February marks Black History Month. Follow the AJC this month for a series of short stories and videos and people, places and events that played a significant role in the development of black people in America.
No. 3
Jefferson Long: Born March 3, 1836 to a slave mother in tiny Knoxville, Ga. Jefferson Long rose from a slave who taught himself to read to a successful Macon tailor to the first black man in Georgia to be elected to the state House of Representatives.
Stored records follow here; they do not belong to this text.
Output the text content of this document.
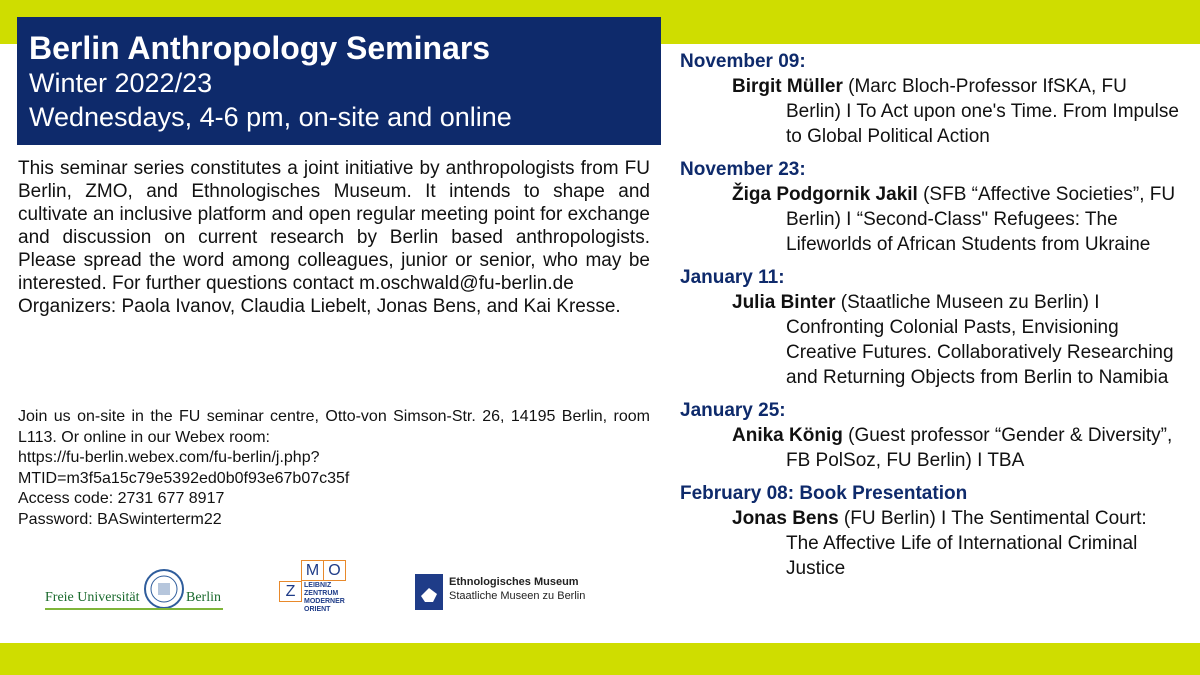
Berlin Anthropology Seminars
Winter 2022/23
Wednesdays, 4-6 pm, on-site and online

This seminar series constitutes a joint initiative by anthropologists from FU Berlin, ZMO, and Ethnologisches Museum. It intends to shape and cultivate an inclusive platform and open regular meeting point for exchange and discussion on current research by Berlin based anthropologists. Please spread the word among colleagues, junior or senior, who may be interested. For further questions contact m.oschwald@fu-berlin.de

Organizers: Paola Ivanov, Claudia Liebelt, Jonas Bens, and Kai Kresse.

Join us on-site in the FU seminar centre, Otto-von Simson-Str. 26, 14195 Berlin, room L113. Or online in our Webex room:

https://fu-berlin.webex.com/fu-berlin/j.php?

MTID=m3f5a15c79e5392ed0b0f93e67b07c35f

Access code: 2731 677 8917

Password: BASwinterterm22

Freie Universität	Berlin
M O
Z	LEIBNIZ
ZENTRUM
MODERNER
ORIENT
Ethnologisches Museum
Staatliche Museen zu Berlin
November 09:
Birgit Müller (Marc Bloch-Professor IfSKA, FU Berlin) I To Act upon one's Time. From Impulse to Global Political Action
November 23:
Žiga Podgornik Jakil (SFB “Affective Societies”, FU Berlin) I “Second-Class" Refugees: The Lifeworlds of African Students from Ukraine
January 11:
Julia Binter (Staatliche Museen zu Berlin) I Confronting Colonial Pasts, Envisioning Creative Futures. Collaboratively Researching and Returning Objects from Berlin to Namibia
January 25:
Anika König (Guest professor “Gender & Diversity”, FB PolSoz, FU Berlin) I TBA
February 08: Book Presentation
Jonas Bens (FU Berlin) I The Sentimental Court: The Affective Life of International Criminal Justice
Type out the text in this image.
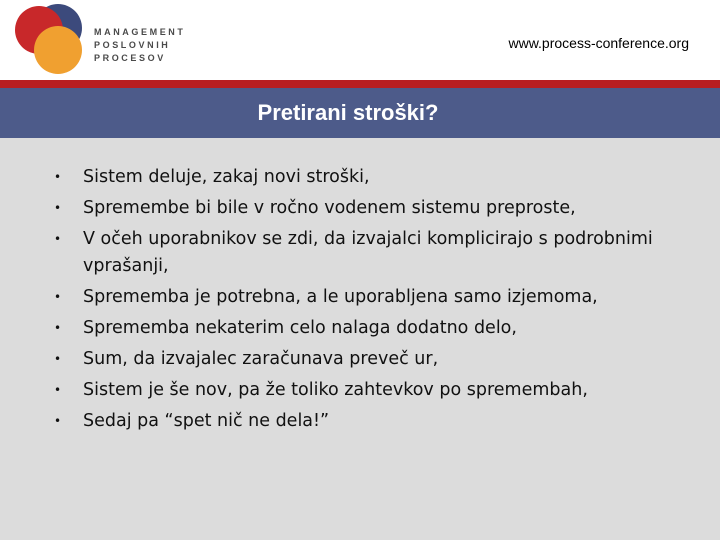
MANAGEMENT
POSLOVNIH
PROCESOV
www.process-conference.org
Pretirani stroški?
• Sistem deluje, zakaj novi stroški,
• Spremembe bi bile v ročno vodenem sistemu preproste,
• V očeh uporabnikov se zdi, da izvajalci komplicirajo s podrobnimi vprašanji,
• Sprememba je potrebna, a le uporabljena samo izjemoma,
• Sprememba nekaterim celo nalaga dodatno delo,
• Sum, da izvajalec zaračunava preveč ur,
• Sistem je še nov, pa že toliko zahtevkov po spremembah,
• Sedaj pa “spet nič ne dela!”
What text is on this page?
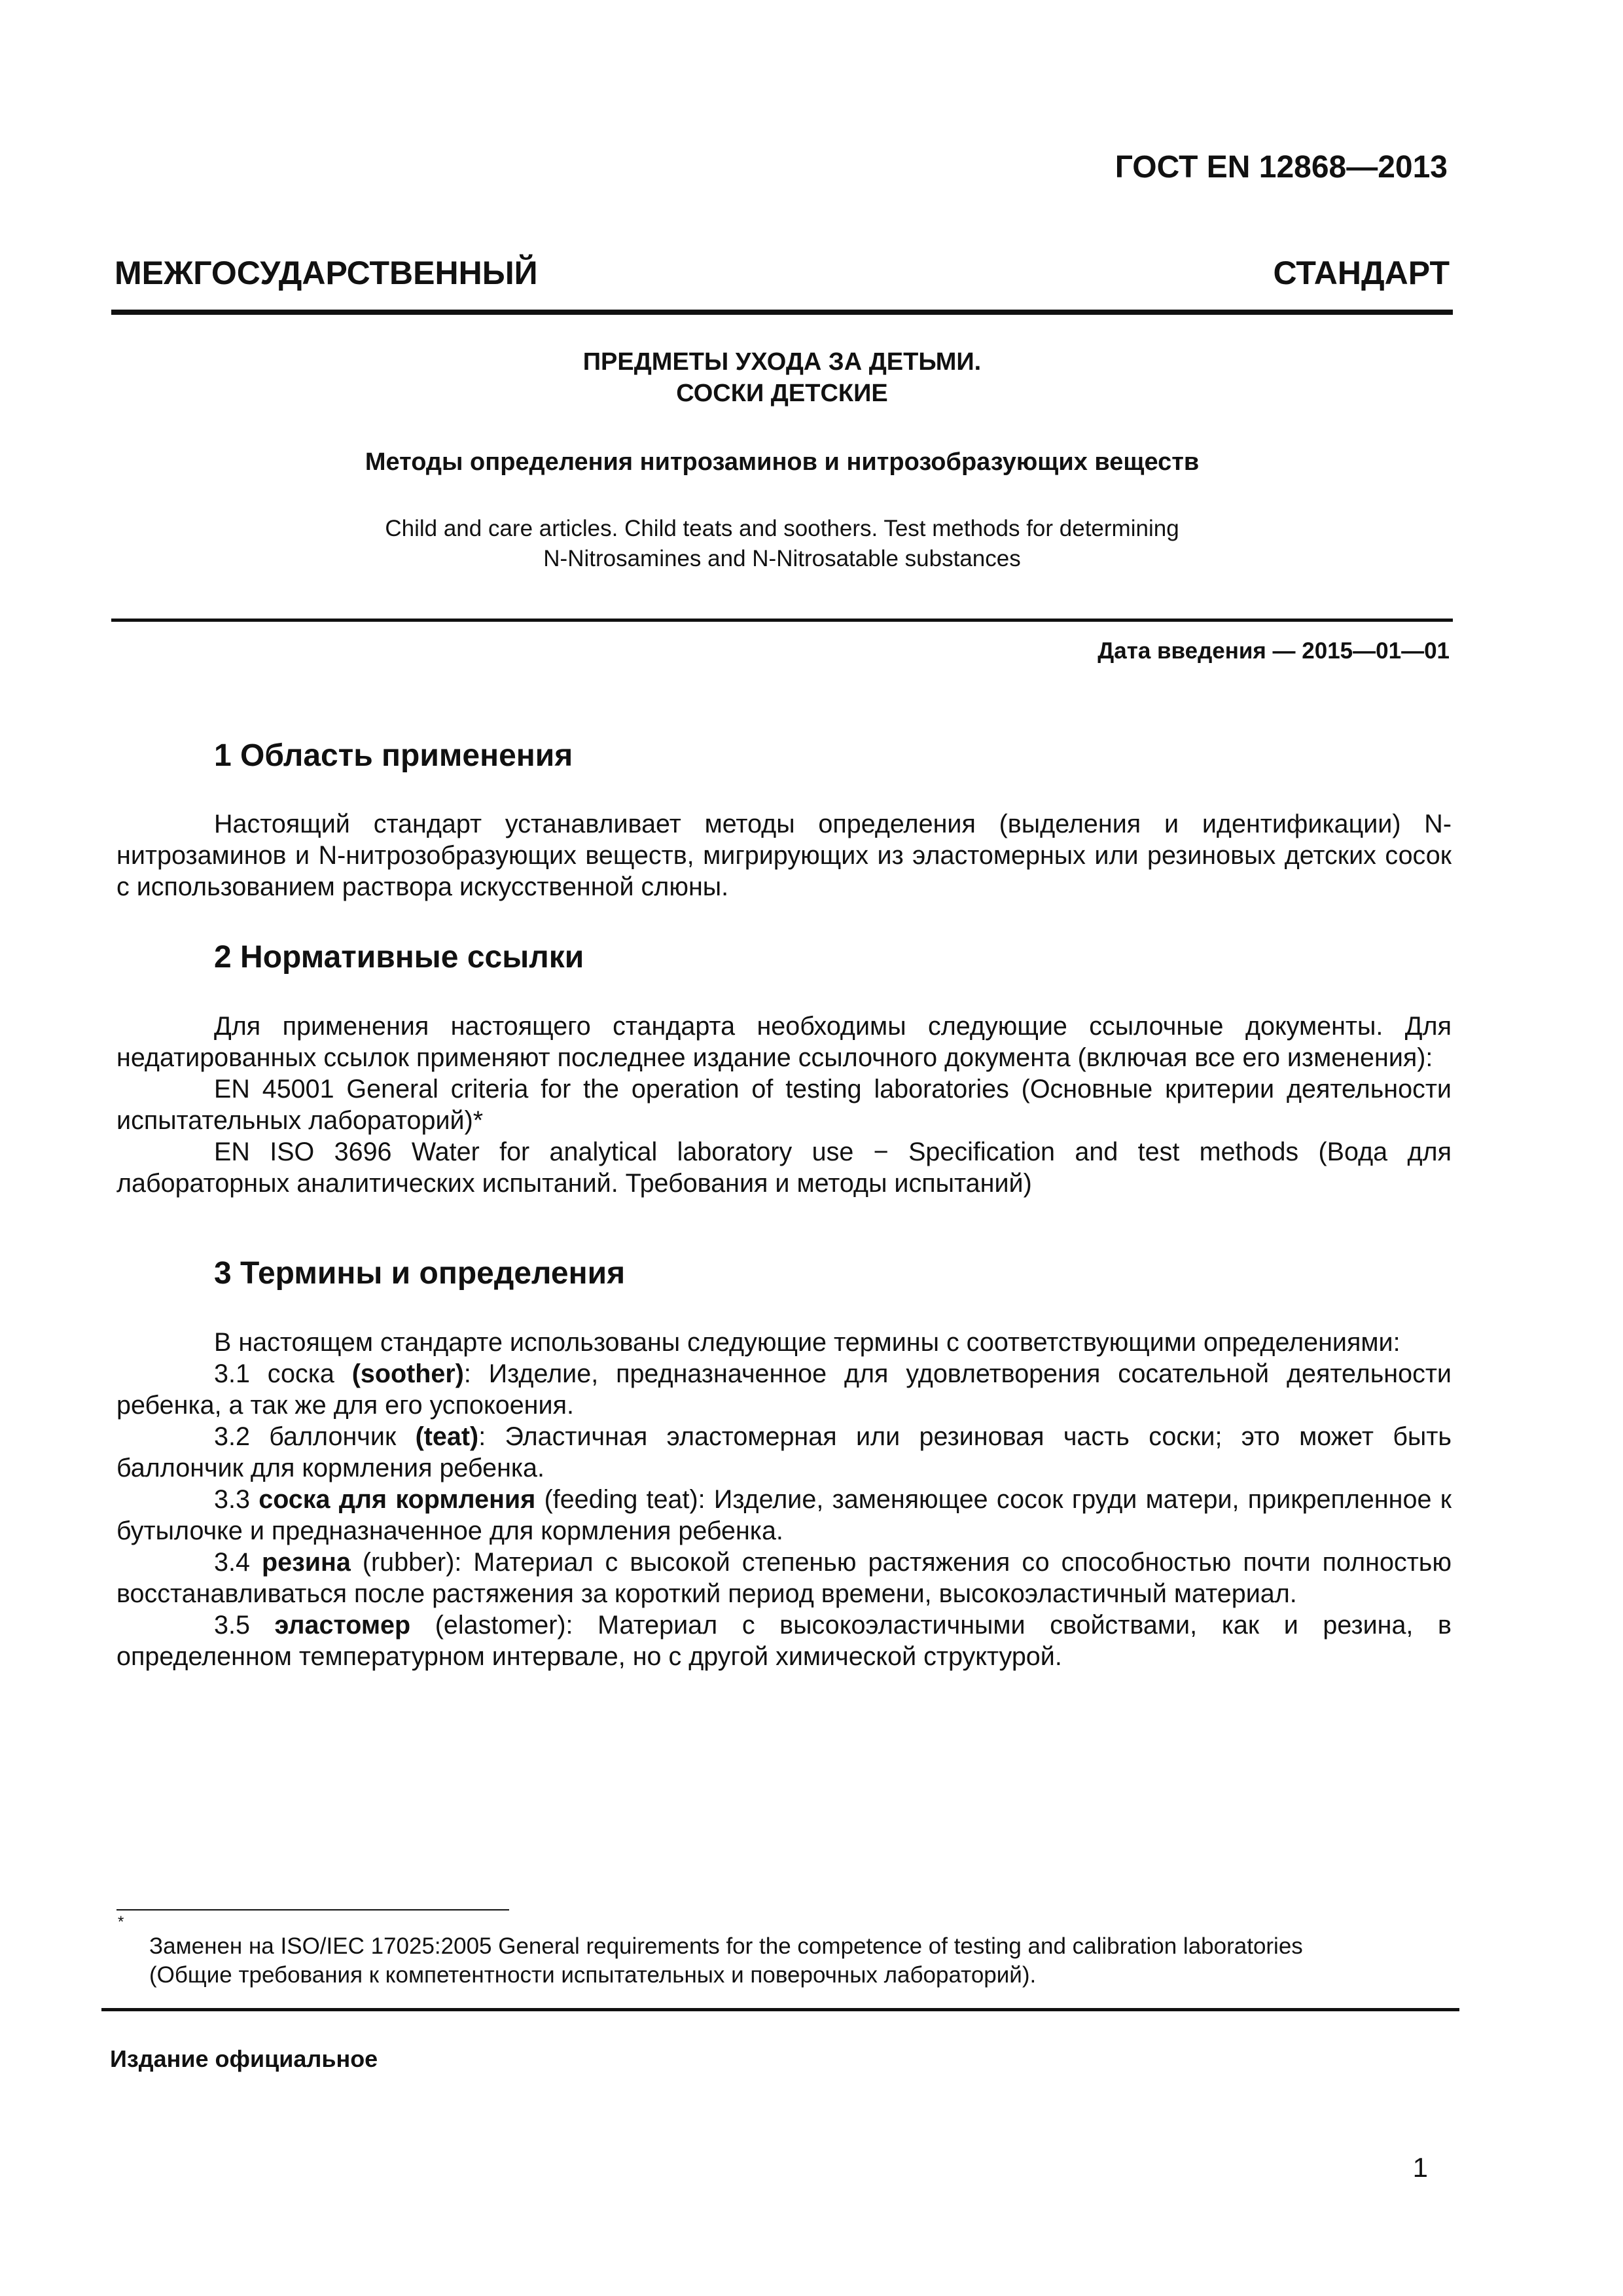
ГОСТ EN 12868—2013
МЕЖГОСУДАРСТВЕННЫЙ СТАНДАРТ
ПРЕДМЕТЫ УХОДА ЗА ДЕТЬМИ.
СОСКИ ДЕТСКИЕ
Методы определения нитрозаминов и нитрозобразующих веществ
Child and care articles. Child teats and soothers. Test methods for determining
N-Nitrosamines and N-Nitrosatable substances
Дата введения — 2015—01—01
1 Область применения

Настоящий стандарт устанавливает методы определения (выделения и идентификации) N-нитрозаминов и N-нитрозобразующих веществ, мигрирующих из эластомерных или резиновых детских сосок с использованием раствора искусственной слюны.

2 Нормативные ссылки

Для применения настоящего стандарта необходимы следующие ссылочные документы. Для недатированных ссылок применяют последнее издание ссылочного документа (включая все его изменения):

EN 45001 General criteria for the operation of testing laboratories (Основные критерии деятельности испытательных лабораторий)*

EN ISO 3696 Water for analytical laboratory use − Specification and test methods (Вода для лабораторных аналитических испытаний. Требования и методы испытаний)

3 Термины и определения

В настоящем стандарте использованы следующие термины с соответствующими определениями:

3.1 соска (soother): Изделие, предназначенное для удовлетворения сосательной деятельности ребенка, а так же для его успокоения.

3.2 баллончик (teat): Эластичная эластомерная или резиновая часть соски; это может быть баллончик для кормления ребенка.

3.3 соска для кормления (feeding teat): Изделие, заменяющее сосок груди матери, прикрепленное к бутылочке и предназначенное для кормления ребенка.

3.4 резина (rubber): Материал с высокой степенью растяжения со способностью почти полностью восстанавливаться после растяжения за короткий период времени, высокоэластичный материал.

3.5 эластомер (elastomer): Материал с высокоэластичными свойствами, как и резина, в определенном температурном интервале, но с другой химической структурой.

*

Заменен на ISO/IEC 17025:2005 General requirements for the competence of testing and calibration laboratories

(Общие требования к компетентности испытательных и поверочных лабораторий).

Издание официальное
1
Long was in the first class of black elected officials who came to brief power during Reconstruction. When he was sworn in on Jan. 16, 1871, he was only the second African-American elected official in the country. He spent only three months in office (the shortest term by a black House member), but was the first African-American to speak on the House Floor, when he lobbied against the Amnesty Bill, which restored political rights to former Confederates.
According to the U.S. House of Representatives archives, Long pleaded with his colleagues to acknowledge the atrocities being committed by white supremacists in Georgia. “Do we, then, really propose here today, when loyal men dare not carry the ‘stars and stripes’ through our streets, to relieve from political disability the very men who have committed these Ku Klux outrages? I think that I am doing my duty to my constituents and my duty to my country when I vote against such a proposition.”
After Long was voted out of office, it would take a full century (Andrew Young in 1972) for Georgia to elect another black congressman. Today, Georgia has four, John Lewis, Hank Johnson, David Scott and Sanford Bishop. There has never been a black senator out of Georgia.